Shikaki: Gaza becoming state, West Bank hurting

Crown Center fellow is a leading analyst of Palestinian opinion and politics

Very few subjects generate so much talk on the basis of so little real information as the question of what the world looks like from a Palestinian perspective – particularly a realistic, deeply informed, dispassionate Palestinian perspective.

So it’s a real occasion when Khalil Shikaki, a senior fellow at the Crown Center for Middle East Studies shows up at Brandeis for his annual team-teaching stint with center director Shai Feldman and the center’s other senior fellow, the Egyptian scholar Abdel Monem Said Aly.

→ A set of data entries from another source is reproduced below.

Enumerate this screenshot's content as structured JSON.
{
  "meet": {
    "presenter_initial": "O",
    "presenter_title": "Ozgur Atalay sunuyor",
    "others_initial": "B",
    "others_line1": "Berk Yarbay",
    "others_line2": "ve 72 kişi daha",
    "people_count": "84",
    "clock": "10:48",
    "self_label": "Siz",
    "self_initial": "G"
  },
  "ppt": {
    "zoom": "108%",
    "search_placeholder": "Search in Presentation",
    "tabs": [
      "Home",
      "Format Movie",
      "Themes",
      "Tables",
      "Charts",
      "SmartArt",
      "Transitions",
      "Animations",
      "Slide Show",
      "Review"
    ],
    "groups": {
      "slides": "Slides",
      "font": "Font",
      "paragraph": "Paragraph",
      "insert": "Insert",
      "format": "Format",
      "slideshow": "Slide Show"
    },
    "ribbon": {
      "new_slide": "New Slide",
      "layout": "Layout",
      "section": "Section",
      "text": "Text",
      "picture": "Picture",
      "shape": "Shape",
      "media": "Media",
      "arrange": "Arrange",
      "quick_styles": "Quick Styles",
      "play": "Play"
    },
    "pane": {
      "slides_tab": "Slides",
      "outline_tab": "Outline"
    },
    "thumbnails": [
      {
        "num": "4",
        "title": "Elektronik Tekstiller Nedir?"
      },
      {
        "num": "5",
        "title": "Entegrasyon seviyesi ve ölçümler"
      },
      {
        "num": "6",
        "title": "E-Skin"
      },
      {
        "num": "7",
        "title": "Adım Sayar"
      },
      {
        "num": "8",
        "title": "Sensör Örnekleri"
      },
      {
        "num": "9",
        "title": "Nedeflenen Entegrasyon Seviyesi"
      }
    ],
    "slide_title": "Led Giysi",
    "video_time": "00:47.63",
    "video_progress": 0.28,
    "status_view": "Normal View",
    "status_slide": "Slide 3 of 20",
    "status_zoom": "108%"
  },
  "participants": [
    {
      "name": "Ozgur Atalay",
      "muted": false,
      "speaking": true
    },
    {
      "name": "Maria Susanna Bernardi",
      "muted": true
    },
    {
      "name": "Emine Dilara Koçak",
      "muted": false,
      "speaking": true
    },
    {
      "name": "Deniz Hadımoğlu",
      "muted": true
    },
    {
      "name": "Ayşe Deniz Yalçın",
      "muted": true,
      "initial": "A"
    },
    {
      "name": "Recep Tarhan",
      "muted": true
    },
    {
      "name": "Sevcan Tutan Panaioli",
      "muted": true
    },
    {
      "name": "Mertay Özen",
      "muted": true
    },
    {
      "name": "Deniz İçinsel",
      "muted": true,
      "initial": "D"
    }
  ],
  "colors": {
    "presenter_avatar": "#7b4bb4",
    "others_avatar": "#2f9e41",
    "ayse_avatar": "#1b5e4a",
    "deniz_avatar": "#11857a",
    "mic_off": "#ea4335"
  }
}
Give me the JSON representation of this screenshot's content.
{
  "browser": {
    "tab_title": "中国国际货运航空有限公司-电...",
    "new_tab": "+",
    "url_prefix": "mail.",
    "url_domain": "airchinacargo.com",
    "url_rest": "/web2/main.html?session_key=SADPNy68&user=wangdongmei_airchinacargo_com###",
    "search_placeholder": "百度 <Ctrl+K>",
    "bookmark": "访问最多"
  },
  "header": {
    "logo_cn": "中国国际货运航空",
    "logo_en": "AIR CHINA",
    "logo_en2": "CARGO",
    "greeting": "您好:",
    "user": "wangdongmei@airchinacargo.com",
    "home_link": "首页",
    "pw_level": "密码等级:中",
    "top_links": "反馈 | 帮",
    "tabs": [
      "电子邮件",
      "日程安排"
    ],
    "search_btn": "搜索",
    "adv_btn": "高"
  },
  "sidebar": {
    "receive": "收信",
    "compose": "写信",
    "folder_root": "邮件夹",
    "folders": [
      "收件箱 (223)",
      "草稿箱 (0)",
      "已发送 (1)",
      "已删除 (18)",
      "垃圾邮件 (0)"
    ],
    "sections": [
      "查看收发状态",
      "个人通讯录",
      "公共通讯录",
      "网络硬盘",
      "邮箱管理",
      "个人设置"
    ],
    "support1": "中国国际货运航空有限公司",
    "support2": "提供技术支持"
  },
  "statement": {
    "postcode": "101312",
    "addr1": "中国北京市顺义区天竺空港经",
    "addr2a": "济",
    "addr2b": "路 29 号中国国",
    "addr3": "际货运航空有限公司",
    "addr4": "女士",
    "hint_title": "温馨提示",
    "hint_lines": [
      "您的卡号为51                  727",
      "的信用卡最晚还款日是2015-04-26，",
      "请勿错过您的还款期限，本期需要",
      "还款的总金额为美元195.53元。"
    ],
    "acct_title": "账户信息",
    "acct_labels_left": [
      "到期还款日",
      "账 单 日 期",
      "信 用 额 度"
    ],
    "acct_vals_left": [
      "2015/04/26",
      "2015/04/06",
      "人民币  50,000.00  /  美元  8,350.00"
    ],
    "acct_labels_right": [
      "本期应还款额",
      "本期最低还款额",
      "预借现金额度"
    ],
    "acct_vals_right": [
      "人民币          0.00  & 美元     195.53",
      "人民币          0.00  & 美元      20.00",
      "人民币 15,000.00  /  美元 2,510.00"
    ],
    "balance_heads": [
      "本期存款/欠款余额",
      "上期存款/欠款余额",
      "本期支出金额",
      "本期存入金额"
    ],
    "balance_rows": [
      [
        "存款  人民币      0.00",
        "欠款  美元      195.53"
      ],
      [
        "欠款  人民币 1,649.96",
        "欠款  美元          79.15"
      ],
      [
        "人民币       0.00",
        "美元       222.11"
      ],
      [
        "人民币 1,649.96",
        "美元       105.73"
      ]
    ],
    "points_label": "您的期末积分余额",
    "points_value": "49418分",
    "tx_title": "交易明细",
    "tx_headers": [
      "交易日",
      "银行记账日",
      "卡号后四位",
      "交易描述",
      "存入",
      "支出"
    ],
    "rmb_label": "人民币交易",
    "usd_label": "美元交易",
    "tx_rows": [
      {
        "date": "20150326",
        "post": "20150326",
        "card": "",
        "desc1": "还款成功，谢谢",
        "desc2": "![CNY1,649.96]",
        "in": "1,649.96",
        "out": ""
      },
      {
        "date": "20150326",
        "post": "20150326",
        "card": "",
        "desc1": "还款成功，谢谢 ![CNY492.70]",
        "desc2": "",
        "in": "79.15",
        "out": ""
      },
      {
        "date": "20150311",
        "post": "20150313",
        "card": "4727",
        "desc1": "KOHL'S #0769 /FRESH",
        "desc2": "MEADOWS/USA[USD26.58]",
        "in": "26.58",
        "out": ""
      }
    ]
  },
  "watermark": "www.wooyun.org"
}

Shikaki is a leading authority on Palestinian public opinion and politics, and this year, as usual, the brown-bag lunch and briefing held on his arrival drew a full house.

Predictably enough, there was not much reason for optimism this time around. Value lay in the crispness and clarity of Shikaki’s analysis, which gave listeners a sense of how the pieces of the Israel-Palestine puzzle relate to one another.

focus on faculty logoDriving the current situation are the effects of the Arab Spring, the U.S. role in the region and internal developments among Israelis and Palestinians, Shikaki said. The interactions of these forces are pushing and pulling toward three potential outcomes: The building of a state in Gaza by Hamas, the weakening and eventual collapse of the Palestinian Authority and the growth of a one-state reality – of Israel and the occupied territories becoming a state in fact whether they are a state in law or not.

In Gaza, Hamas already has had its own government, by-laws and public institutions for some time. Now, Shikaki said, the territory Hamas is becoming steadily less dependent on Israel, as more and more of its goods come through its border with Egypt.

“Hamas has zero interest in goods coming from Israel to Gaza,” he explained, because “customs duties collected by Israel on those goods go to the PA in Ramallah, while every liter of fuel that comes through the tunnels from Egypt is two shekels to Hamas. Every transaction with Israel benefits the PA. Every transaction with Egypt benefits Hamas.”

Not so long ago, most supplies of all kinds came to Gaza through Israel. Today that’s down to 50 percent. According to Shikaki, 90 percent of Gaza’s construction needs last year were supplied from Egypt.

Add to this the recent visit of the Emir of Qatar, who pledged $400 million in development assistance and unlimited free diesel to meet Gaza’s power generation needs. Add to that the potential of Turkey’s prime minister visiting. Gaza looks more and more like an emergent state.

Meanwhile the Palestinian Authority is steadily losing credibility, Shikaki said. The PA is out of money and the state-building efforts of its politically moderate, avowedly non-violent President Salam Fayyad in the West Bank are deteriorating. Prices are rising.

Recent demonstrations have targeted not only Fayyad but PA police stations, where officers who are not getting paid on time and who are uncomfortable with the shift against them in the public mood are having second thoughts about the wisdom of their security coordination with Israel, coordination that has been a big factor in the long period of calm in Israel and the West Bank.

If there were to be a return to chaos and violence in the territory, more-direct Israeli security efforts would likely result – pushing the situation ever farther toward a one-state reality.

On the political level, said Shikaki, whose Ramallah-based Palestinian Center for Policy and Survey Research is the leading Palestinian opinion-polling organization, a majority of Palestinians now say the PA is not legitimate, and that agreements it might make with Israel would not be legitimate. A majority still favors a two-state solution, but three-quarters do not believe such a solution is any longer possible.

From the Palestinian’s perspective, the ruling coalition in Israel, which is expected to continue in power after the upcoming elections, is continuously strengthening the movement toward one state encompassing Israel and the West Bank through its support of settlement building and its tough stance toward the PA.

“The ability of the PA to survive under these conditions is limited,” Shikaki said. “The greater the one-state reality, the greater the state of Gaza and the weaker the Palestinian Authority.”